A 72-year-old Caucasian man (height 171 cm; weight 83 kg) had a medical history of coronary artery disease, hypertension, atrial fibrillation and bilateral hip arthrosis. He was scheduled for L4-5 laminectomy to treat spinal stenosis. The operation was carried out in prone position under spinal anesthesia with bupivacaine 10 mg and clonidine 30 μg in a 4 ml volume diluted with sterile aqua. The surgery lasted 156 min. There were no adverse effects or complications during the surgery or the anesthesia. From the first night following the operation, however, our patient suffered from hiccups. He was treated in all with 50 mg diazepam, 165 mg oxycodone, 2.25 mg dehydrobenzperidol, 20 mg metoclopramide and 100 mg chlorpromazine during the perioperative period. The hiccups continued despite drug therapies and conservative methods (for example drinking water from the opposite side of a glass, paper bag breathing, swallowing dry granulated sugar). According to the radiologist, a chest radiograph revealed a high right-sided diaphragm and there were slight basal atelectases bilaterally but otherwise the chest radiograph was normal. During this hospital visit our patient did not need a central venous line or other procedures on the right side of his neck or shoulder. However, he had had a cannula inserted in his internal jugular vein eight years prior to this visit during an uneventful open heart surgery.

On the seventh postoperative day a right-sided US-guided phrenic nerve block was performed using linear high frequency transducer (S-Nerve, SonoSite Inc., USA) and a 22 G × 50 mm needle (Pajunk UniPlex NanoLine®, Pajunk Medical Produkte GmbH, Germany). The right phrenic nerve was located slightly below the cricoid level where it was separate from the C5, C6 and C7 nerve roots. After aspiration, 5 mL of bupivacaine 5 mg/mL with epinephrine were slowly injected around the target nerve using US guidance and real-time assessment of the diffusion of the anesthetic solution.
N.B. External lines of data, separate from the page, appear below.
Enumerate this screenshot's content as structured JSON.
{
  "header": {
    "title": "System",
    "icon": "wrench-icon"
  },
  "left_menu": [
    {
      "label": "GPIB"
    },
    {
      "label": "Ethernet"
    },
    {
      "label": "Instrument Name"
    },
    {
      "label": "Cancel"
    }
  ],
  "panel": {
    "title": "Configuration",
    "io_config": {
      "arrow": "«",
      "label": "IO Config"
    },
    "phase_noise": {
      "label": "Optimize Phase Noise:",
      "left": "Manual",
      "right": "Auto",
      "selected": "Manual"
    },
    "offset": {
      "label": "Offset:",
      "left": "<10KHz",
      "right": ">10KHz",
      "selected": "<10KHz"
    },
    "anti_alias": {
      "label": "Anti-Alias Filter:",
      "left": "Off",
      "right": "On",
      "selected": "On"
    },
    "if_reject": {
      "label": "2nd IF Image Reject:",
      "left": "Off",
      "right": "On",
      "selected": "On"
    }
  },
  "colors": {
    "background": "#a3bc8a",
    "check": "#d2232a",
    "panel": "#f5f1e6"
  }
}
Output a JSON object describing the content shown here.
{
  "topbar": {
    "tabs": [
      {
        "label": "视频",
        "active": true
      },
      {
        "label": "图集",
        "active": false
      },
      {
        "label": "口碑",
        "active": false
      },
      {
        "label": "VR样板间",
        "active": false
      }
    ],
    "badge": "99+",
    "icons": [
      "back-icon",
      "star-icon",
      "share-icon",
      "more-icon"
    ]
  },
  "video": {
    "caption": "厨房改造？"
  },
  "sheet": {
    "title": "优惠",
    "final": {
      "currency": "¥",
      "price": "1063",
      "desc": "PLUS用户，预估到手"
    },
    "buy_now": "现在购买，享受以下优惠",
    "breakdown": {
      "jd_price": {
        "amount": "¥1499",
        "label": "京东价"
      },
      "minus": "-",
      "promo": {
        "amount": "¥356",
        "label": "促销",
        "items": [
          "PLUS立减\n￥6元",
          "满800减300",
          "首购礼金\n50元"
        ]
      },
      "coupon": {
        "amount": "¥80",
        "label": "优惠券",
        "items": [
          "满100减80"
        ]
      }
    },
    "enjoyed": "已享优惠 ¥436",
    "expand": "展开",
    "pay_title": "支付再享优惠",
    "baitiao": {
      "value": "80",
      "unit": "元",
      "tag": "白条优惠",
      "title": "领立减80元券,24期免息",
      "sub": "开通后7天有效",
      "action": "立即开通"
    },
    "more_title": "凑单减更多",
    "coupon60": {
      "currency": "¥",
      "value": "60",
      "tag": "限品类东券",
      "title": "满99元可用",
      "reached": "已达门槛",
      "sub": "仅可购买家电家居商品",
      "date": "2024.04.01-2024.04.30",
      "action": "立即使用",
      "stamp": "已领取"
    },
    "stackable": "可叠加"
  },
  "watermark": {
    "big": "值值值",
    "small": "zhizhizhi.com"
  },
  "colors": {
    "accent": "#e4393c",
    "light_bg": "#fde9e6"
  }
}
Ten minutes after the procedure the hiccups vanished and a partial sensomotoric block of his right shoulder developed. Our patient was discharged on the same day. In a post-care follow-up three days after discharge, our patient said that the shoulder block subsided in the evening of the very same day he was discharged home. He has not suffered from hiccups since. Permanent cure was confirmed by phone one month later and our patient approved of reporting the case.